In response to these risks, citizens and governments are turning to the notion of “sovereign AI”. David Shrier, Professor of AI and Innovation at Imperial College London, defines it as a model in which governments aim to develop their own AI systems rather than relying solely on Big Tech. As he points out, this concept entails public participation and oversight in the design and training of these AI systems to ensure they align with national interests.

However, not all sovereign AIs are necessarily the same – the nature of the state involved in the development of these systems matter. Authoritarian regimes like Saudi Arabia are creating state-led AI systems such as Humain. With little democratic participation nor transparency into their development, they serve as an example of the risks ahead of us. If democratic governments fail to act, we risk a future where the only AI options available are dominated by tech oligarchs or authoritarian states.

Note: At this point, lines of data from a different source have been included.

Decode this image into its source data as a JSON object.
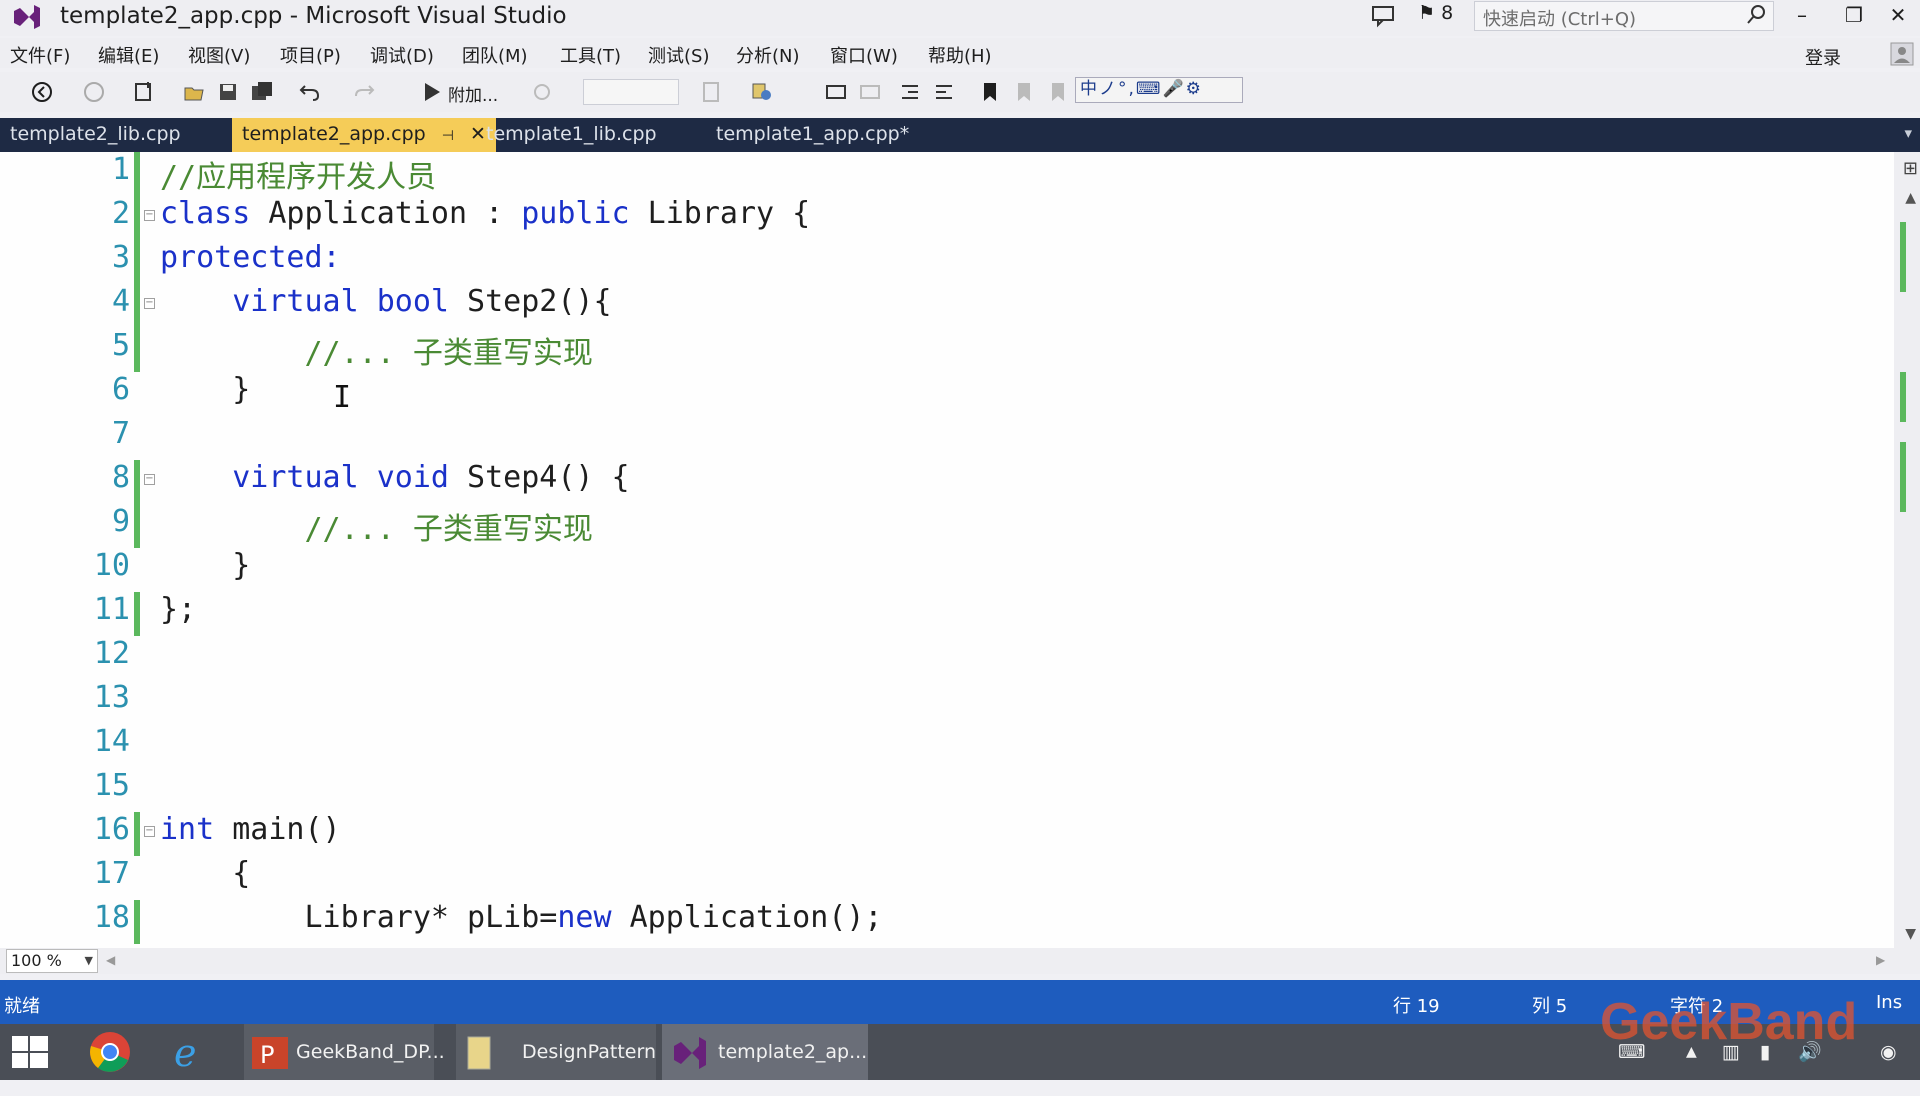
{
  "window": {
    "title": "template2_app.cpp - Microsoft Visual Studio",
    "notification_count": "8",
    "quick_launch_placeholder": "快速启动 (Ctrl+Q)",
    "login": "登录"
  },
  "menu": [
    "文件(F)",
    "编辑(E)",
    "视图(V)",
    "项目(P)",
    "调试(D)",
    "团队(M)",
    "工具(T)",
    "测试(S)",
    "分析(N)",
    "窗口(W)",
    "帮助(H)"
  ],
  "toolbar": {
    "attach_label": "附加...",
    "ime_text": "中ノ°,⌨🎤⚙"
  },
  "tabs": {
    "tab1": "template2_lib.cpp",
    "active": "template2_app.cpp",
    "tab3": "template1_lib.cpp",
    "tab4": "template1_app.cpp*"
  },
  "editor": {
    "lines": [
      {
        "n": "1",
        "text": "//应用程序开发人员"
      },
      {
        "n": "2",
        "text": "class Application : public Library {"
      },
      {
        "n": "3",
        "text": "protected:"
      },
      {
        "n": "4",
        "text": "    virtual bool Step2(){"
      },
      {
        "n": "5",
        "text": "        //... 子类重写实现"
      },
      {
        "n": "6",
        "text": "    }"
      },
      {
        "n": "7",
        "text": ""
      },
      {
        "n": "8",
        "text": "    virtual void Step4() {"
      },
      {
        "n": "9",
        "text": "        //... 子类重写实现"
      },
      {
        "n": "10",
        "text": "    }"
      },
      {
        "n": "11",
        "text": "};"
      },
      {
        "n": "12",
        "text": ""
      },
      {
        "n": "13",
        "text": ""
      },
      {
        "n": "14",
        "text": ""
      },
      {
        "n": "15",
        "text": ""
      },
      {
        "n": "16",
        "text": "int main()"
      },
      {
        "n": "17",
        "text": "    {"
      },
      {
        "n": "18",
        "text": "        Library* pLib=new Application();"
      }
    ],
    "zoom": "100 %"
  },
  "status": {
    "state": "就绪",
    "row": "行 19",
    "col": "列 5",
    "char": "字符 2",
    "mode": "Ins"
  },
  "taskbar": {
    "ppt": "GeekBand_DP...",
    "folder": "DesignPattern",
    "vs": "template2_ap..."
  },
  "watermark": "GeekBand",
  "colors": {
    "accent_status": "#1e5cbe",
    "tab_active": "#f5cc58",
    "keyword": "#1a31c9",
    "comment": "#4a8a34",
    "line_number": "#2b91af",
    "change_marker": "#5bb85d"
  }
}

Democratic countries should pick up their pace and offer alternatives. Some have tangible projects in the works. Spain, for example, has launched the ALIA project, which has been defined as “the first European public, open, and multilingual infrastructure which reinforces the technological sovereignty of Spain and Europe in the development of a transparent, responsible AI at the service of people.” The Netherlands has also embarked on developing its own AI model, GPT-NL, specially developed for applications within the security domain, from police services to the Public Prosecution Service.

What does it mean to democratize AI control?

Calls to democratize AI have become increasingly common, but it is rarely defined. As Elizabeth Seger, Director of Digital Policy at Demos and affiliate of the AI: Futures and Responsibility Project at the University of Cambridge, points out, democratization can mean different things: ensuring equitable access to AI tools, involving a wide range of stakeholders in their design and development, ensuring an equitable distribution of AI’s benefits, and, most importantly, democratizing the governance of AI itself. This last point is essential – access to AI is meaningless if the systems behind it perpetuate misinformation, discriminatory biases or authoritarian values. Democratizing AI control means building an AI infrastructure that is publicly accountable – models developed transparently, funded by public institutions, and open to civic involvement.

Open-source models are a crucial element of this vision as they allow for their code and training data to be publicly available for inspection and reuse, guaranteeing a level of transparency that is often missing from proprietary models. By allowing the global research and coding communities to follow along the entire process, everyone will be able to spot biases, vulnerabilities, and limitations and improve these systems. Open-source access also helps overcome the leverage tech giants hold over AI. By the universalization of access to the necessary knowledge, multiple actors will be able to build their own systems, thus reducing the oversized influence tech giants exert over society and leveling the playing field.

It is imperative we act now, because the choices we make today about the ownership and control of AI will shape the future of our economies, our political systems, and possibly our own existence as human beings. If we allow AI to remain in the hands of a few individuals – whether it is big tech corporations or authoritarian regimes – we run the risk of undermining democratic values, weaponizing information and knowledge for private interest and profit. If AI is to become a force for good, then it must be governed democratically by the people it is supposed to serve.